4. Ceza Dairesi 2017/22803 E. , 2019/1600 K.
"İçtihat Metni"MAHKEMESİ :Asliye Ceza Mahkemesi
SUÇLAR : Tehdit, kişilerin huzur ve sükununu bozma
HÜKÜMLER : Mahkumiyet
Yerel Mahkemece verilen hükümler temyiz edilmekle, başvurunun süresi ve kararın niteliği ile suç tarihine göre dosya görüşüldü:
Temyiz isteğinin reddi nedenleri bulunmadığından işin esasına geçildi.

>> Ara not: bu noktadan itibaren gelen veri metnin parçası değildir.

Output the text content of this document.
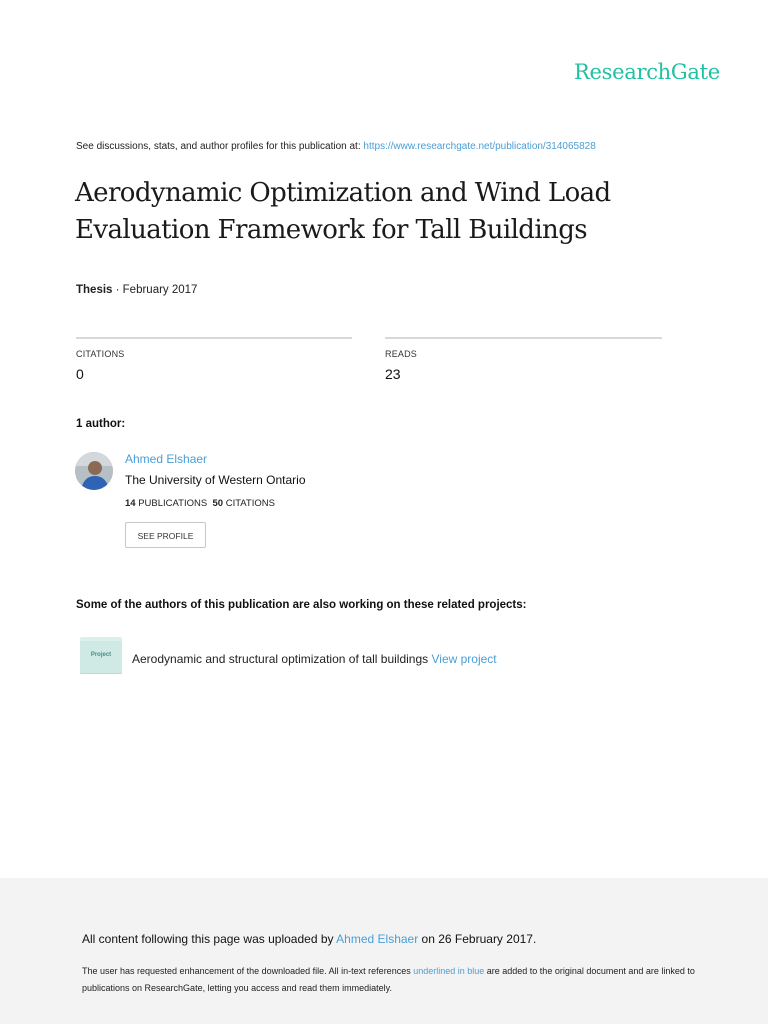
ResearchGate
See discussions, stats, and author profiles for this publication at: https://www.researchgate.net/publication/314065828
Aerodynamic Optimization and Wind Load
Evaluation Framework for Tall Buildings
Thesis · February 2017
CITATIONS
0
READS
23
1 author:
Ahmed Elshaer
The University of Western Ontario
14 PUBLICATIONS 50 CITATIONS
SEE PROFILE
Some of the authors of this publication are also working on these related projects:
Project	Aerodynamic and structural optimization of tall buildings View project
All content following this page was uploaded by Ahmed Elshaer on 26 February 2017.
The user has requested enhancement of the downloaded file. All in-text references underlined in blue are added to the original document and are linked to publications on ResearchGate, letting you access and read them immediately.
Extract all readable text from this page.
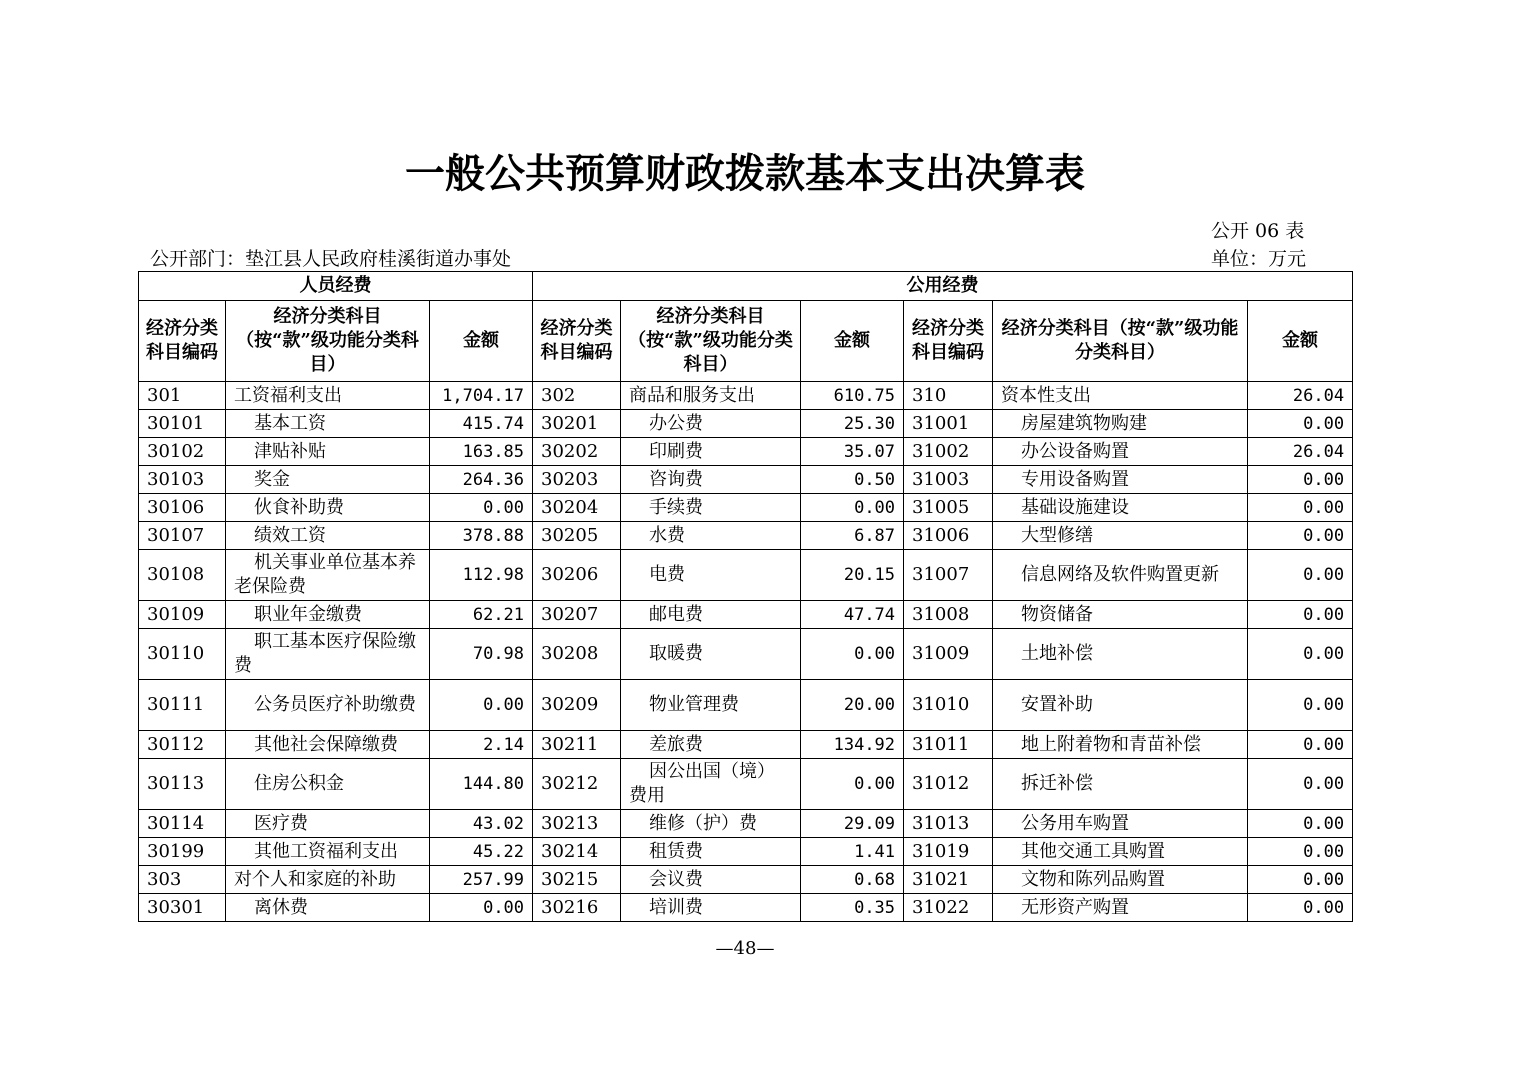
一般公共预算财政拨款基本支出决算表
公开 06 表
公开部门：垫江县人民政府桂溪街道办事处	单位：万元
人员经费			公用经费					
经济分类科目编码	经济分类科目（按“款”级功能分类科目）	金额	经济分类科目编码	经济分类科目（按“款”级功能分类科目）	金额	经济分类科目编码	经济分类科目（按“款”级功能分类科目）	金额
301	工资福利支出	1,704.17	302	商品和服务支出	610.75	310	资本性支出	26.04
30101	基本工资	415.74	30201	办公费	25.30	31001	房屋建筑物购建	0.00
30102	津贴补贴	163.85	30202	印刷费	35.07	31002	办公设备购置	26.04
30103	奖金	264.36	30203	咨询费	0.50	31003	专用设备购置	0.00
30106	伙食补助费	0.00	30204	手续费	0.00	31005	基础设施建设	0.00
30107	绩效工资	378.88	30205	水费	6.87	31006	大型修缮	0.00
30108	机关事业单位基本养老保险费	112.98	30206	电费	20.15	31007	信息网络及软件购置更新	0.00
30109	职业年金缴费	62.21	30207	邮电费	47.74	31008	物资储备	0.00
30110	职工基本医疗保险缴费	70.98	30208	取暖费	0.00	31009	土地补偿	0.00
30111	公务员医疗补助缴费	0.00	30209	物业管理费	20.00	31010	安置补助	0.00
30112	其他社会保障缴费	2.14	30211	差旅费	134.92	31011	地上附着物和青苗补偿	0.00
30113	住房公积金	144.80	30212	因公出国（境）费用	0.00	31012	拆迁补偿	0.00
30114	医疗费	43.02	30213	维修（护）费	29.09	31013	公务用车购置	0.00
30199	其他工资福利支出	45.22	30214	租赁费	1.41	31019	其他交通工具购置	0.00
303	对个人和家庭的补助	257.99	30215	会议费	0.68	31021	文物和陈列品购置	0.00
30301	离休费	0.00	30216	培训费	0.35	31022	无形资产购置	0.00
—48—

Suça sürüklenen çocuk ..."nın ifadesinin 31/05/2011 tarihinde talimat yoluyla alınması, yargılama mahkemesinde suça sürüklenen çocuğa CMK"nın 150/2. maddesi uyarınca müdafi atanması ve 30/06/2011 tarihli hükmün açıklanmasının geri bırakılmasına dair kararın bu müdafiin huzurunda açıklanması, müdafinin itirazı üzerine 19/08/2011 tarihinde itirazın reddine karar verilmesi, suça sürüklenen çocuğun 07/09/2015 tarihli ifadesinde; askerde olması nedeniyle hakkındaki karardan haberinin olmadığını ve tebligat almadığını savunması, Yargıtay Ceza Genel Kurulu"nun 18/03/2008 tarihli ve 2008/9-7 esas, 2008/56 sayılı kararında; kendisine zorunlu müdafii atandığından sanığın haberdar edilmediği durumlarda; zorunlu müdafie yapılmış bulunan tefhim ve tebliğin kendisine bağlanan hukuki sonuçları doğurmayacağının, bu durumda, velev ki zorunlu müdafii sanığın lehine gibi görünen bazı işlemleri yapmış olsa -örneğin temyiz dilekçesi vermiş olsa- dahi, hükmün sanığın kendisine de tebliğ edilmesi ve kendisine yapılan tebliğ üzerine sanık tarafından temyiz dilekçesi verilmesi halinde, temyiz davasının kabul edilmesi gerektiğinin belirtilmesi karşısında, suça sürüklenen çocuğun kendisine müdafii atandığından haberdar olmadığı gözetilip 30/06/2011 tarihli hükmün açıklanmasının geri bırakılmasına dair kararın suça sürüklenen çocuğa ayrıca tebliği gerekirken, bu işlem yerine getirilmeden, 30/06/2011 tarihli hükmün açıklanmasının geri bırakılmasına dair kararın kesinleştiğinden bahsedilemeyeceği, Yargıtay Ceza Genel Kurulu"nun 04/10/2018 tarihli ve 2017/8-952 esas, 2018/403 sayılı kararında da açıklandığı üzere; verilen hükmün açıklanmasının geri bırakılması kararının kesinleşmemesi nedeniyle zamanaşımının durmayacağı ve denetim süresinin başlamayacağı, denetim süresi başlamadığı için de denetim süresi içerisinde kasıtlı bir suç işlendiğinden bahsedilemeyeceği ve açıklanması geri bırakılan hükmün açıklanma koşullarının bulunmadığı cihetle, Yerel Mahkemece verilen 01/10/2015 tarihli ve 2015/434 esas, 2015/457 sayılı hükmün açıklanmasına ilişkin kararın hukuki değerden yoksun
olduğu, hukuki değerden yoksun olan mahkûmiyet kararının dava zamanaşımını kesmeyeceği ve bu nedenle dava zamanaşımını kesen son işlemin, suça sürüklenen çocuk ..."nın 31/05/2011 tarihli sorgusunun olduğu anlaşıldığından, suça sürüklenen çocuk ..."nın 31/05/2011 tarihli sorgusuna göre 5237 sayılı TCK"nın 66/1-e, 2. maddelerinde öngörülen 5 yıl 4 aylık olağan dava zamanaşımının inceleme tarihine kadar gerçekleşmesi,
Bozmayı gerektirmiş, suça sürüklenen çocuk ..."nın temyiz istemi bu nedenle yerinde görüldüğünden, HÜKÜMLERİN BOZULMASINA, ancak bu husus yeniden yargılamayı gerektirmediğinden, 5271 sayılı CMK"nın 223/8. maddesi uyarınca KAMU DAVALARININ DÜŞMESİNE, 06/02/2019 tarihinde oybirliğiyle karar verildi.